役所(役人)と言えばハンコから始まったこの映画は、選挙と言えば公約、鎧かぶとと言えば合戦、ホームレスと言えばダンボール、町興しもダンボール、じゃなくて箱物、お年頃の女性と言えば結婚となり、武者と言えば城を欲するのでした。そして城の天守閣と言えばシャチホコが鎮座して、やっと武者の想いが叶うのです。

材料がたとえダンボールであっても、すぐに崩壊しても、城の主になれたことを祝い、無念は晴らし、成仏したのでした。

ひるがえって、私たちは、それぞれの象徴を持っているでしょうか。仕事を持っている人は、とりあえず仕事が、その人の社会的象徴になるのかもしれません。あの人はファンド・マネージャーとでも言うように。

では定年退職したら・・・もう肩書きは通用しない、となれば新しい象徴を見つけなければいけないのでしょうね。見つからないまま後半生を送り、天に召されるのは、ちょっぴり寂しいのかもしれません。

やや荒削りですが奇想天外でパワーがあり、ラストの余韻もある良い映画でした。

作るものが城なのか箱物(工場)なのか、町長は悩んでいましたが、城を再建すれば町の誇りでもある象徴ができ、それは観光のシンボルになもなり、町興しにもなることを暗に語っていましたね。

余談ですが、映画の舞台になった猿投町の隣は名古屋市です。そこには金の鯱で有名な名古屋城がありますが、実はあの城は戦争で焼失したので鉄筋で再建したものです。それを現在の名古屋市長は木造で再再建しようと考えているようなのです。新築でも年月が経てば国宝にできるとか。ここにも熱い話が芽生えていました。

★★★★

追記 ( シャバーニ君 ) 
2017/6/25 11:53 by さくらんぼ

名古屋の東山動植物園に「イケメンゴリラ」として有名なシャバーニ君がいます。私も一度ご挨拶に行ったことがありますが、すなおに「負けた!」と思いました。彼は意外とシャイで、そこにも好感が持てました。

そんなシャバーニ君が「等身大のレゴブロック」になって名古屋の栄町地下街に登場したのです。大人がレゴなんて…と、正直あまり期待はしていませんでしたが、この目で見て感動しました。ほんものに、そっくりだったのです。

でも、感動のポイントはそこでは無い事にも気づきました。

あの感動は円谷さんに代表されるような、日本の特撮時代黄金期の「ミニチュアを使った特撮を観たときの感動」に似ているのです。
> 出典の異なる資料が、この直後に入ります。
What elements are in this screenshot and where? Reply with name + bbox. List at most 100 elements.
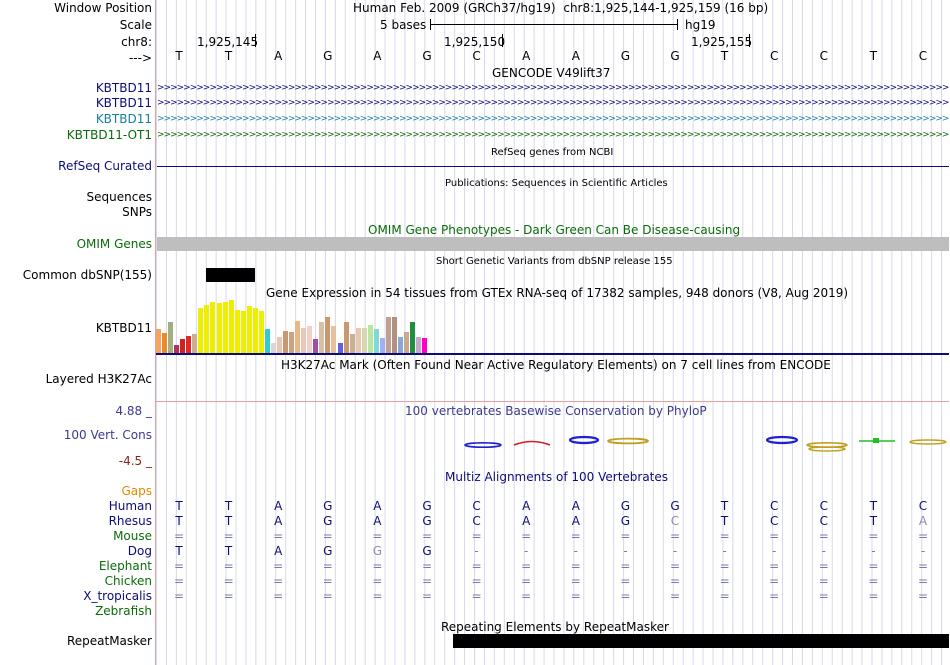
alignment-base: A bbox=[274, 544, 283, 558]
species-label[interactable]: Dog bbox=[127, 544, 152, 558]
alignment-base: - bbox=[821, 544, 826, 558]
gtex-bar[interactable] bbox=[180, 339, 186, 353]
alignment-base: = bbox=[521, 574, 532, 588]
alignment-base: = bbox=[223, 559, 234, 573]
gtex-bar[interactable] bbox=[367, 325, 373, 353]
alignment-base: = bbox=[620, 574, 631, 588]
alignment-base: C bbox=[472, 499, 481, 513]
gtex-bar[interactable] bbox=[385, 317, 391, 353]
alignment-base: = bbox=[769, 559, 780, 573]
alignment-base: = bbox=[421, 529, 433, 543]
reference-base: A bbox=[522, 49, 531, 63]
chr-label: chr8: bbox=[121, 35, 152, 49]
gtex-bar[interactable] bbox=[258, 311, 264, 353]
dbsnp-label[interactable]: Common dbSNP(155) bbox=[22, 268, 152, 282]
gtex-bar[interactable] bbox=[337, 343, 343, 353]
gtex-bar[interactable] bbox=[295, 321, 301, 353]
h3k27ac-label[interactable]: Layered H3K27Ac bbox=[45, 372, 152, 386]
gtex-bar[interactable] bbox=[404, 332, 410, 353]
publications-sequences-label[interactable]: Sequences bbox=[86, 190, 152, 204]
gencode-transcript-2[interactable]: >>>>>>>>>>>>>>>>>>>>>>>>>>>>>>>>>>>>>>>>… bbox=[157, 98, 949, 108]
species-label[interactable]: Human bbox=[108, 499, 152, 513]
gtex-bar[interactable] bbox=[398, 337, 403, 353]
gencode-label-2[interactable]: KBTBD11 bbox=[95, 96, 152, 110]
assembly-text: Human Feb. 2009 (GRCh37/hg19) chr8:1,925… bbox=[353, 1, 768, 15]
gencode-transcript-4[interactable]: >>>>>>>>>>>>>>>>>>>>>>>>>>>>>>>>>>>>>>>>… bbox=[157, 130, 949, 140]
refseq-label[interactable]: RefSeq Curated bbox=[58, 159, 152, 173]
gtex-bar[interactable] bbox=[331, 326, 337, 353]
species-label[interactable]: Chicken bbox=[104, 574, 152, 588]
gtex-bar[interactable] bbox=[174, 345, 180, 353]
gtex-bar[interactable] bbox=[270, 343, 276, 353]
gtex-bar[interactable] bbox=[252, 308, 258, 353]
species-label[interactable]: Zebrafish bbox=[95, 604, 152, 618]
publications-snps-label[interactable]: SNPs bbox=[122, 205, 152, 219]
species-label[interactable]: Rhesus bbox=[108, 514, 152, 528]
gtex-bar[interactable] bbox=[410, 322, 416, 353]
alignment-base: C bbox=[769, 499, 779, 513]
gencode-label-1[interactable]: KBTBD11 bbox=[95, 81, 152, 95]
repeatmasker-element[interactable] bbox=[453, 634, 949, 648]
refseq-gene-line[interactable] bbox=[157, 166, 949, 167]
alignment-base: = bbox=[421, 589, 433, 603]
alignment-base: G bbox=[422, 514, 432, 528]
gtex-bar[interactable] bbox=[222, 302, 228, 353]
species-label[interactable]: Mouse bbox=[113, 529, 152, 543]
alignment-base: T bbox=[224, 499, 233, 513]
gtex-bar[interactable] bbox=[422, 338, 428, 353]
gtex-bar[interactable] bbox=[246, 306, 252, 353]
gtex-bar[interactable] bbox=[325, 317, 331, 353]
gtex-chart[interactable] bbox=[156, 300, 536, 353]
alignment-base: = bbox=[322, 529, 333, 543]
phylop-logo[interactable] bbox=[156, 430, 950, 454]
gtex-bar[interactable] bbox=[210, 302, 216, 353]
gtex-bar[interactable] bbox=[313, 339, 319, 353]
gtex-bar[interactable] bbox=[343, 322, 349, 353]
gtex-bar[interactable] bbox=[379, 338, 385, 353]
gtex-bar[interactable] bbox=[277, 337, 282, 353]
gtex-bar[interactable] bbox=[234, 310, 240, 353]
gtex-bar[interactable] bbox=[416, 337, 422, 353]
gtex-bar[interactable] bbox=[355, 328, 361, 353]
species-label[interactable]: X_tropicalis bbox=[83, 589, 152, 603]
gtex-bar[interactable] bbox=[289, 332, 295, 353]
gtex-bar[interactable] bbox=[186, 336, 192, 353]
gtex-bar[interactable] bbox=[216, 303, 222, 353]
gencode-label-3[interactable]: KBTBD11 bbox=[95, 112, 152, 126]
gtex-bar[interactable] bbox=[156, 329, 161, 353]
gtex-bar[interactable] bbox=[307, 326, 313, 353]
gtex-bar[interactable] bbox=[361, 328, 367, 353]
alignment-base: = bbox=[868, 559, 879, 573]
gtex-bar[interactable] bbox=[373, 329, 379, 353]
multiz-gaps-label[interactable]: Gaps bbox=[121, 484, 152, 498]
position-text[interactable]: chr8:1,925,144-1,925,159 (16 bp) bbox=[563, 1, 769, 15]
phylop-label[interactable]: 100 Vert. Cons bbox=[63, 428, 152, 442]
omim-gene-block[interactable] bbox=[157, 237, 949, 251]
gtex-bar[interactable] bbox=[198, 308, 204, 353]
alignment-base: C bbox=[918, 499, 928, 513]
alignment-base: = bbox=[570, 574, 581, 588]
gencode-transcript-1[interactable]: >>>>>>>>>>>>>>>>>>>>>>>>>>>>>>>>>>>>>>>>… bbox=[157, 83, 949, 93]
gtex-bar[interactable] bbox=[301, 328, 307, 353]
alignment-base: A bbox=[274, 499, 283, 513]
gencode-transcript-3[interactable]: >>>>>>>>>>>>>>>>>>>>>>>>>>>>>>>>>>>>>>>>… bbox=[157, 114, 949, 124]
gtex-bar[interactable] bbox=[204, 305, 210, 353]
gtex-bar[interactable] bbox=[319, 322, 325, 353]
gtex-bar[interactable] bbox=[264, 329, 270, 353]
gtex-bar[interactable] bbox=[349, 334, 355, 353]
omim-label[interactable]: OMIM Genes bbox=[76, 237, 152, 251]
gencode-label-4[interactable]: KBTBD11-OT1 bbox=[66, 128, 152, 142]
gtex-bar[interactable] bbox=[240, 311, 246, 353]
gtex-label[interactable]: KBTBD11 bbox=[95, 321, 152, 335]
gtex-bar[interactable] bbox=[168, 322, 174, 353]
gtex-bar[interactable] bbox=[391, 317, 397, 353]
gtex-bar[interactable] bbox=[192, 334, 198, 353]
gtex-bar[interactable] bbox=[228, 300, 234, 353]
gtex-bar[interactable] bbox=[283, 331, 289, 353]
reference-base: T bbox=[869, 49, 878, 63]
reference-base: T bbox=[175, 49, 183, 63]
species-label[interactable]: Elephant bbox=[98, 559, 152, 573]
repeatmasker-label[interactable]: RepeatMasker bbox=[66, 634, 152, 648]
dbsnp-variant[interactable] bbox=[206, 268, 255, 282]
gtex-bar[interactable] bbox=[162, 333, 168, 353]
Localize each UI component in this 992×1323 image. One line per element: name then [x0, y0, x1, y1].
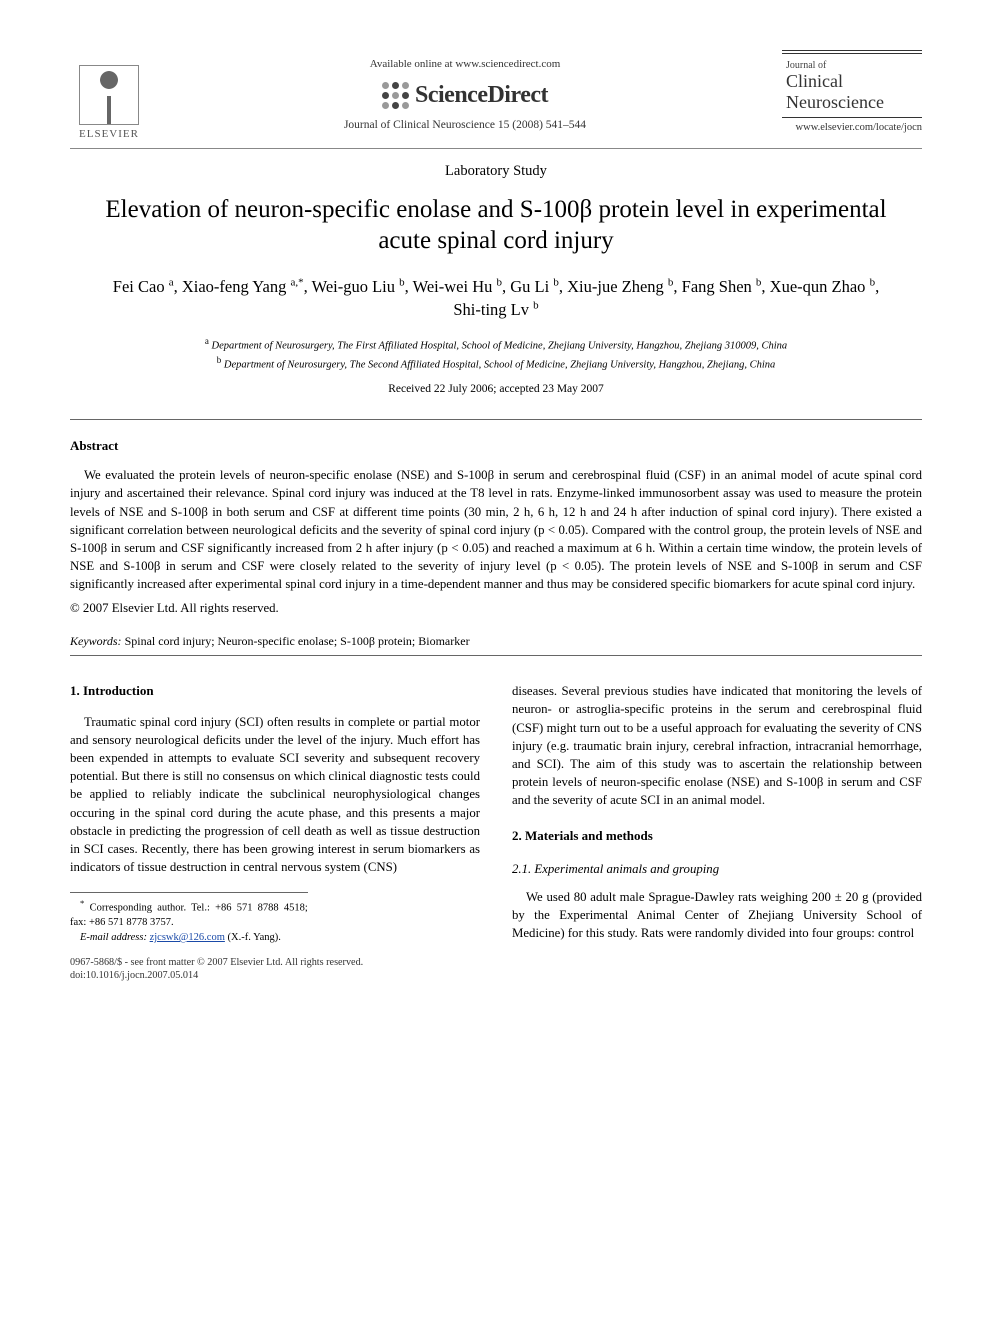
email-line: E-mail address: zjcswk@126.com (X.-f. Ya… — [70, 931, 308, 946]
journal-name-line1: Clinical — [786, 72, 918, 92]
sciencedirect-logo: ScienceDirect — [382, 82, 548, 109]
keywords-line: Keywords: Spinal cord injury; Neuron-spe… — [70, 634, 922, 649]
author-list: Fei Cao a, Xiao-feng Yang a,*, Wei-guo L… — [110, 275, 882, 321]
header-center: Available online at www.sciencedirect.co… — [148, 50, 782, 131]
article-dates: Received 22 July 2006; accepted 23 May 2… — [70, 383, 922, 395]
abstract-text: We evaluated the protein levels of neuro… — [70, 466, 922, 593]
elsevier-logo-text: ELSEVIER — [79, 128, 139, 140]
sciencedirect-dots-icon — [382, 82, 409, 109]
footnotes-block: * Corresponding author. Tel.: +86 571 87… — [70, 892, 308, 946]
elsevier-tree-icon — [79, 65, 139, 125]
column-left: 1. Introduction Traumatic spinal cord in… — [70, 682, 480, 983]
header-rule — [70, 148, 922, 149]
citation-line: Journal of Clinical Neuroscience 15 (200… — [148, 119, 782, 131]
section-2-1-paragraph-1: We used 80 adult male Sprague-Dawley rat… — [512, 888, 922, 942]
doi-line: doi:10.1016/j.jocn.2007.05.014 — [70, 970, 198, 981]
sciencedirect-wordmark: ScienceDirect — [415, 82, 548, 109]
email-attribution: (X.-f. Yang). — [225, 932, 281, 943]
abstract-top-rule — [70, 419, 922, 420]
section-1-paragraph-2: diseases. Several previous studies have … — [512, 682, 922, 809]
affiliation-a: Department of Neurosurgery, The First Af… — [212, 340, 788, 351]
journal-url[interactable]: www.elsevier.com/locate/jocn — [782, 122, 922, 133]
section-1-heading: 1. Introduction — [70, 682, 480, 700]
journal-of-label: Journal of — [786, 60, 918, 71]
section-2-1-heading: 2.1. Experimental animals and grouping — [512, 860, 922, 878]
section-1-paragraph-1: Traumatic spinal cord injury (SCI) often… — [70, 713, 480, 876]
article-type: Laboratory Study — [70, 163, 922, 180]
affiliations: a Department of Neurosurgery, The First … — [70, 335, 922, 374]
keywords-text: Spinal cord injury; Neuron-specific enol… — [122, 634, 470, 648]
affiliation-b: Department of Neurosurgery, The Second A… — [224, 359, 775, 370]
page-header: ELSEVIER Available online at www.science… — [70, 50, 922, 140]
corresponding-author-text: Corresponding author. Tel.: +86 571 8788… — [70, 903, 308, 929]
abstract-heading: Abstract — [70, 438, 922, 454]
journal-title-box: Journal of Clinical Neuroscience — [782, 50, 922, 118]
keywords-rule — [70, 655, 922, 656]
author-email-link[interactable]: zjcswk@126.com — [150, 932, 225, 943]
journal-brand-block: Journal of Clinical Neuroscience www.els… — [782, 50, 922, 133]
front-matter-line1: 0967-5868/$ - see front matter © 2007 El… — [70, 957, 363, 968]
body-columns: 1. Introduction Traumatic spinal cord in… — [70, 682, 922, 983]
section-2-heading: 2. Materials and methods — [512, 827, 922, 845]
corresponding-author-note: * Corresponding author. Tel.: +86 571 87… — [70, 897, 308, 931]
journal-name-line2: Neuroscience — [786, 93, 918, 113]
keywords-label: Keywords: — [70, 634, 122, 648]
abstract-copyright: © 2007 Elsevier Ltd. All rights reserved… — [70, 601, 922, 616]
article-title: Elevation of neuron-specific enolase and… — [100, 194, 892, 257]
front-matter-footer: 0967-5868/$ - see front matter © 2007 El… — [70, 956, 480, 984]
elsevier-logo: ELSEVIER — [70, 50, 148, 140]
email-label: E-mail address: — [80, 932, 147, 943]
column-right: diseases. Several previous studies have … — [512, 682, 922, 983]
available-online-text: Available online at www.sciencedirect.co… — [148, 58, 782, 70]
「手作り感」とでも言いましょうか、「おもちゃ感はあるけど、よくもまあ、こんな緻密な作業を…」という感動。

大人は「作業工程にも想いを馳せる事が出来る」のですね。

追記Ⅱ ( 人生は夢のごとく ) 
2017/6/26 8:37 by さくらんぼ

ふと黒澤明監督の映画「生きる」を思いだしました。「役人×早すぎる死=生きた証」みたいな。

そして「紙の城という儚さ=台湾などの葬儀の紙紮(しさつ)」も。

現段階ではオマージュと言うつもりはありませんが、B級映画の一言では片付けられない感慨が残るのは、そのせいもあるのかもしれません。

追記Ⅲ ( 「 炎上する名古屋城 」 ) 
2019/4/18 8:59 by さくらんぼ

「 炎上する名古屋城 」

( ウィキペディア 「名古屋大空襲」 主な被災文化財 炎上する名古屋城(1945年5月14日)より )

この時、名古屋人は、「この世の終わり」を味わったのかもしれません。

追記Ⅳ ( 遅れる、名古屋城天守閣の木造再建 ) 
2019/4/18 9:09 by さくらんぼ

>ひるがえって、私たちは、それぞれの象徴を持っているでしょうか。仕事を持っている人は、とりあえず仕事が、その人の社会的象徴になるのかもしれません。あの人はファンド・マネージャーとでも言うように。

>余談ですが、映画の舞台になった猿投町の隣は名古屋市です。そこには金の鯱で有名な名古屋城がありますが、実はあの城は戦争で焼失したので鉄筋で再建したものです。それを現在の名古屋市長は木造で再再建しようと考えているようなのです。新築でも年月が経てば国宝にできるとか。ここにも熱い話が芽生えていました。(本文より)

ところで、フランス・ノートルダム寺院の大火災ですが、大統領は2024年パリ五輪までの、5年間で再建したいとか。

名古屋城天守閣の木造再建も、市長は最初の頃、2020年東京五輪までに、完成させる意向を示していたと記憶しています。

それが、数々の反対に合って、工事は現在も始まっておらず、もう五輪には間に合いませんし、現在のお城ビルも、昨年の秋から、老朽化(耐震に問題あり)で入場できなくなっています。

追記Ⅴ ( 引っ越したシャバーニ君 ) 
2019/4/18 10:05 by さくらんぼ

>そんなシャバーニ君が「等身大のレゴブロック」になって名古屋の栄町地下街に登場したのです。大人がレゴなんて…と、正直あまり期待はしていませんでしたが、この目で見て感動しました。ほんものに、そっくりだったのです。(追記より)

現在、「等身大のレゴブロック」は、どこかに移設されたようで、もうありません。

元々そこにあった人工の池も、歩きスマホの人が落ちるようになったらしく、撤去されています。

オアシスのような、潤いのある水空間で好きでしたが、残念です。

追記Ⅵ ( 名古屋城天守閣の先行解体を申請 ) 
2019/4/20 16:44 by さくらんぼ

「 市は、現在の天守閣の解体と新たな天守閣の復元を一体的に進める従来の計画を見直し、19日、文化庁に対し、現在の天守閣の解体だけを先行して許可するよう求める申請書を提出しました。」

( 2019年04月19日19時47分 NHK東海のニュース 「名古屋城天守閣の先行解体を申請」より抜粋 )

追記Ⅶ ( 首里城火災 ) 
2019/10/31 22:49 by さくらんぼ

『 「政府挙げて取り組む」=首里城火災の対応で赤羽国交相 』

( 10/31(木) 16:29配信 「時事ドットコム」 )



( 最後までお読みいただき、ありがとうございました。